Toll Roads - a view after 25 years
David Hensher at ITLS Sydney writes: Toll Roads - a view after 25 years. I excerpt an interesting bit below, emphasis added, but read the whole thing.
One of the great errors in the current tolling model has been the political decision to prescribe a unit toll rate which is indexed over time by the consumer price index. This has resulted in ring fencing on a crucial mechanism that is capable of recognising the need to adjust the toll to ensure that the travel time savings are delivered commensurate with the value (to the users) of those time savings relative to the non-tolled route(s), given travellers’ value of travel time savings. Consultants have struggled to establish the best outcome in relation to patronage forecasts because of this seriously problematic imposition. Added to the fact that consultants associated with the bidding consortia are often told to improve the patronage forecasts in ways that require what might be best described as imaginative (‘long tail’) futures, extending the range of time related benefits (such as the toll quality bonus) in the search for even higher patronage forecasts for a fixed toll regime. This point aligns with Bain’s 21 ways to inflate toll road traffic forecasts2. This becomes a commercial proposition in contrast to a network efficiency solution, resulting often in the loss of network welfare gains. Unfortunately, there is no incentive for the operator of a stand-alone asset to think ‘network’ There currently exists a complete failure across all tolled roads in Australia to optimise the level of toll and I believe this is generally opposed to by the operating companies of tolled roads on many grounds, but specifically their liking of the greater certainty of revenue flows even if these flows are a mismatch in delivering a better performing road network. Only the state thinks ‘network’. This is a key issue. The state gives away pricing controls and then finds it difficult to optimise the network when it only has control over this important lever for part of the network. This is of little concern when there are small, isolated sections of privately-operated toll roads. It suddenly becomes a massive concern when these privately-operated toll roads ‘become’ the network!

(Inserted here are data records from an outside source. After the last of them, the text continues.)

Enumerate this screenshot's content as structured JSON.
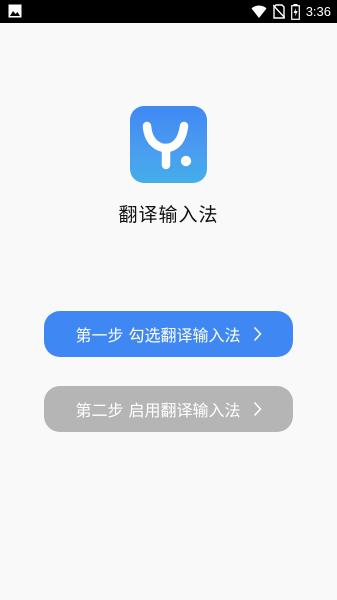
{
  "status_bar": {
    "time": "3:36"
  },
  "app": {
    "name": "翻译输入法",
    "logo_icon": "y-dot-logo-icon",
    "accent_color": "#3f88f3"
  },
  "steps": [
    {
      "label": "第一步 勾选翻译输入法",
      "state": "active",
      "color": "#3f88f3"
    },
    {
      "label": "第二步 启用翻译输入法",
      "state": "disabled",
      "color": "#b5b5b5"
    }
  ]
}
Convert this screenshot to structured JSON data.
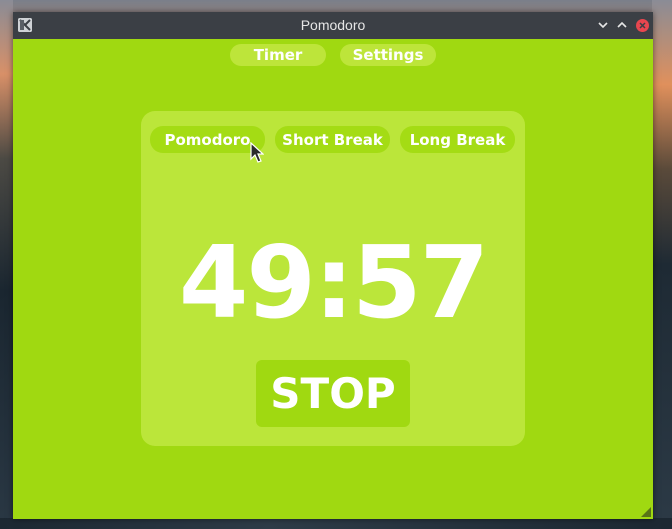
{
  "window": {
    "title": "Pomodoro",
    "accent": "#a0d911",
    "titlebar_color": "#3b3f45",
    "close_color": "#e8464f"
  },
  "nav": {
    "tabs": [
      {
        "label": "Timer"
      },
      {
        "label": "Settings"
      }
    ]
  },
  "modes": [
    {
      "label": "Pomodoro",
      "selected": true
    },
    {
      "label": "Short Break"
    },
    {
      "label": "Long Break"
    }
  ],
  "timer": {
    "time": "49:57",
    "action_label": "STOP"
  },
  "icons": {
    "app": "app-icon",
    "minimize": "chevron-down-icon",
    "maximize": "chevron-up-icon",
    "close": "close-icon",
    "cursor": "mouse-pointer-icon",
    "resize": "resize-grip-icon"
  }
}
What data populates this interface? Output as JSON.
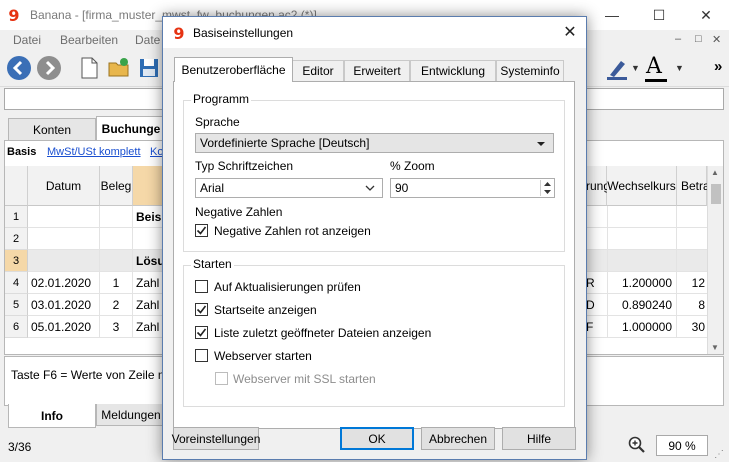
{
  "window": {
    "title": "Banana - [firma_muster_mwst_fw_buchungen.ac2 (*)]",
    "controls": {
      "minimize": "—",
      "maximize": "☐",
      "close": "✕"
    }
  },
  "menu": [
    "Datei",
    "Bearbeiten",
    "Date"
  ],
  "mdi_controls": [
    "‒",
    "□",
    "✕"
  ],
  "toolbar": {
    "more": "»",
    "font_letter": "A"
  },
  "table_tabs": [
    "Konten",
    "Buchunge"
  ],
  "views": [
    "Basis",
    "MwSt/USt komplett",
    "Ko"
  ],
  "columns": {
    "datum": "Datum",
    "beleg": "Beleg",
    "waehrung": "rung",
    "wechselkurs": "Wechselkurs",
    "betrag": "Betra"
  },
  "rows": [
    {
      "num": "1",
      "datum": "",
      "beleg": "",
      "text": "Beis",
      "whg": "",
      "kurs": "",
      "betrag": ""
    },
    {
      "num": "2",
      "datum": "",
      "beleg": "",
      "text": "",
      "whg": "",
      "kurs": "",
      "betrag": ""
    },
    {
      "num": "3",
      "datum": "",
      "beleg": "",
      "text": "Lösu",
      "whg": "",
      "kurs": "",
      "betrag": ""
    },
    {
      "num": "4",
      "datum": "02.01.2020",
      "beleg": "1",
      "text": "Zahl",
      "whg": "R",
      "kurs": "1.200000",
      "betrag": "12"
    },
    {
      "num": "5",
      "datum": "03.01.2020",
      "beleg": "2",
      "text": "Zahl",
      "whg": "D",
      "kurs": "0.890240",
      "betrag": "8"
    },
    {
      "num": "6",
      "datum": "05.01.2020",
      "beleg": "3",
      "text": "Zahl",
      "whg": "F",
      "kurs": "1.000000",
      "betrag": "30"
    }
  ],
  "info": {
    "text": "Taste F6 = Werte von Zeile mit"
  },
  "bottom_tabs": [
    "Info",
    "Meldungen"
  ],
  "status": {
    "position": "3/36",
    "zoom": "90 %"
  },
  "dialog": {
    "title": "Basiseinstellungen",
    "tabs": [
      "Benutzeroberfläche",
      "Editor",
      "Erweitert",
      "Entwicklung",
      "Systeminfo"
    ],
    "programm": {
      "legend": "Programm",
      "sprache_label": "Sprache",
      "sprache_value": "Vordefinierte Sprache [Deutsch]",
      "font_label": "Typ Schriftzeichen",
      "font_value": "Arial",
      "zoom_label": "% Zoom",
      "zoom_value": "90",
      "neg_label": "Negative Zahlen",
      "neg_checkbox": "Negative Zahlen rot anzeigen"
    },
    "starten": {
      "legend": "Starten",
      "options": [
        {
          "label": "Auf Aktualisierungen prüfen",
          "checked": false
        },
        {
          "label": "Startseite anzeigen",
          "checked": true
        },
        {
          "label": "Liste zuletzt geöffneter Dateien anzeigen",
          "checked": true
        },
        {
          "label": "Webserver starten",
          "checked": false
        },
        {
          "label": "Webserver mit SSL starten",
          "checked": false
        }
      ]
    },
    "buttons": {
      "defaults": "Voreinstellungen",
      "ok": "OK",
      "cancel": "Abbrechen",
      "help": "Hilfe"
    }
  },
  "colors": {
    "accent": "#0078d7",
    "logo_red": "#e63312",
    "row_highlight": "#eaeaea",
    "orange_col": "#f5d8a8"
  }
}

Note: Bain, R. (2012) Twenty-One Limitations & Shortcomings with Traditional 4-Step Models, www.robbain.com. “In Australia, a number of the toll road concessions were awarded to the bidder offering the largest upfront payment to the state. That’s a recipe for disaster. Without checks and balances in place the bidding process simply turns into a competition on traffic numbers. Toll road traffic generates revenue, and the largest upfront payments can be justified by those with the highest traffic forecasts. The whole process becomes skewed and the numbers get bent out of shape in response. Considerable pressure is placed on traffic consultants to come up with the ‘right’ numbers; numbers that meet the requirements of the financial model.”
I made a similar point in my post "setting the right toll", which was mostly theoretical in nature, but has clearly become problematic in nature here in Australia.